What does that mean?
It's the title of a poem by James Weldon Johnson written in 1900. This poem was composed to music by his brother Rosamond who was a composer. This song was originally used at a celebration at Stanton School (where Johnson was originally educated) for Abraham Lincoln's birthday. This "anthem" grew in importance thanks to the students who remembered the song and taught it to other students throughout the South. Twenty years later the NAACP adopted it as the "Negro National Anthem". My family sung this at their family reunions and it was sung at by the Morehouse College Glee Club yesterday at the Founder's Day Convocation. But you know what there is more to this than that.
Did you know there is also a black flag and a pledge to it. Now I've been singing the black national "anthem" since grade school, but these other pieces of information I've only learned in high school.
This flag goes back to Marcus Garvey back in the Harlem Renaissance back in about the 1920s. And here's the pledge apparently written by Amy Jacques Garvey. When I first heard this I made fun of it. THIS FLAG OF MINE!!! The red, black, and green.
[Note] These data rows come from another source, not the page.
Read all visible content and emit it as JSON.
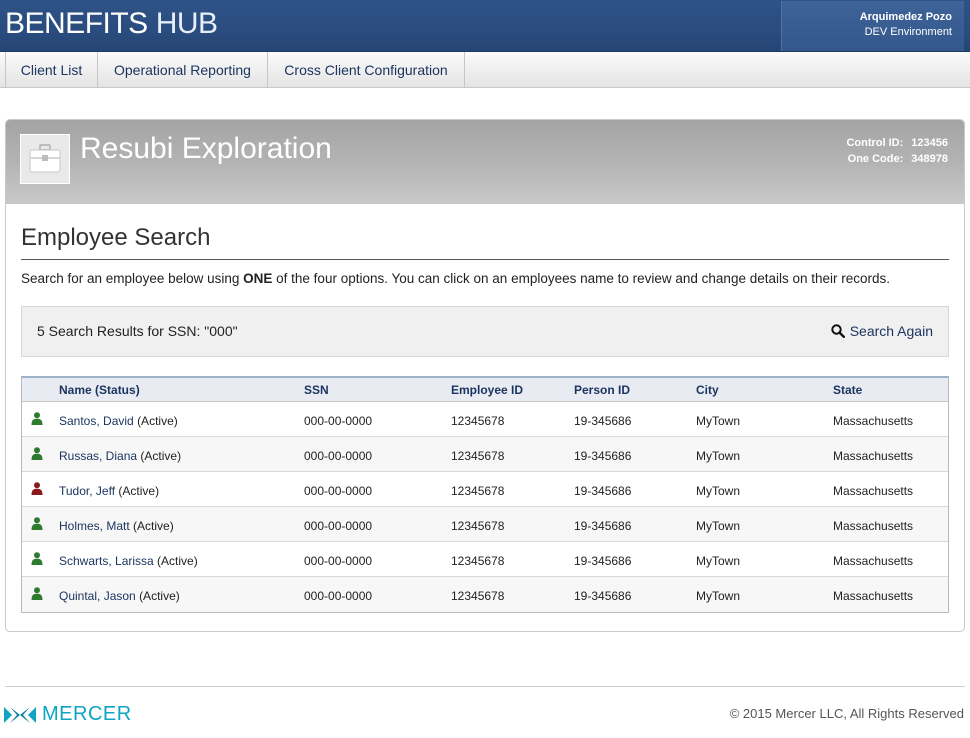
{
  "header": {
    "brand_primary": "BENEFITS",
    "brand_secondary": "HUB",
    "user_name": "Arquimedez Pozo",
    "environment": "DEV Environment"
  },
  "nav": {
    "items": [
      {
        "label": "Client List"
      },
      {
        "label": "Operational Reporting"
      },
      {
        "label": "Cross Client Configuration"
      }
    ]
  },
  "client": {
    "icon": "briefcase-icon",
    "name": "Resubi Exploration",
    "control_id_label": "Control ID:",
    "control_id": "123456",
    "one_code_label": "One Code:",
    "one_code": "348978"
  },
  "employee_search": {
    "title": "Employee Search",
    "instructions_pre": "Search for an employee below using ",
    "instructions_bold": "ONE",
    "instructions_post": " of the four options. You can click on an employees name to review and change details on their records.",
    "results_text": "5 Search Results for SSN: \"000\"",
    "search_again_label": "Search Again",
    "search_again_icon": "search-icon"
  },
  "table": {
    "headers": [
      "Name (Status)",
      "SSN",
      "Employee ID",
      "Person ID",
      "City",
      "State"
    ],
    "rows": [
      {
        "name": "Santos, David",
        "status": "(Active)",
        "ssn": "000-00-0000",
        "employee_id": "12345678",
        "person_id": "19-345686",
        "city": "MyTown",
        "state": "Massachusetts",
        "icon_color": "#2e7a2e"
      },
      {
        "name": "Russas, Diana",
        "status": "(Active)",
        "ssn": "000-00-0000",
        "employee_id": "12345678",
        "person_id": "19-345686",
        "city": "MyTown",
        "state": "Massachusetts",
        "icon_color": "#2e7a2e"
      },
      {
        "name": "Tudor, Jeff",
        "status": "(Active)",
        "ssn": "000-00-0000",
        "employee_id": "12345678",
        "person_id": "19-345686",
        "city": "MyTown",
        "state": "Massachusetts",
        "icon_color": "#8b1a1a"
      },
      {
        "name": "Holmes, Matt",
        "status": "(Active)",
        "ssn": "000-00-0000",
        "employee_id": "12345678",
        "person_id": "19-345686",
        "city": "MyTown",
        "state": "Massachusetts",
        "icon_color": "#2e7a2e"
      },
      {
        "name": "Schwarts, Larissa",
        "status": "(Active)",
        "ssn": "000-00-0000",
        "employee_id": "12345678",
        "person_id": "19-345686",
        "city": "MyTown",
        "state": "Massachusetts",
        "icon_color": "#2e7a2e"
      },
      {
        "name": "Quintal, Jason",
        "status": "(Active)",
        "ssn": "000-00-0000",
        "employee_id": "12345678",
        "person_id": "19-345686",
        "city": "MyTown",
        "state": "Massachusetts",
        "icon_color": "#2e7a2e"
      }
    ]
  },
  "footer": {
    "logo_text": "MERCER",
    "logo_icon": "mercer-logo-icon",
    "copyright": "© 2015 Mercer LLC, All Rights Reserved"
  },
  "colors": {
    "header_blue": "#2a4c7f",
    "link_navy": "#1c3560",
    "active_green": "#2e7a2e",
    "flag_red": "#8b1a1a",
    "mercer_teal": "#0fa3c4"
  }
}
I understand why these things exists. Mainly to give black America where there may not be much especially since for a long time America didn't seem to want us around, however, I don't celebrate or salute the black flag nor do I actively sing the black national "anthem" mainly because I consider myself an American first. I will stand up for black America because I want blacks to do better in many areas, but that is as far as I'd go.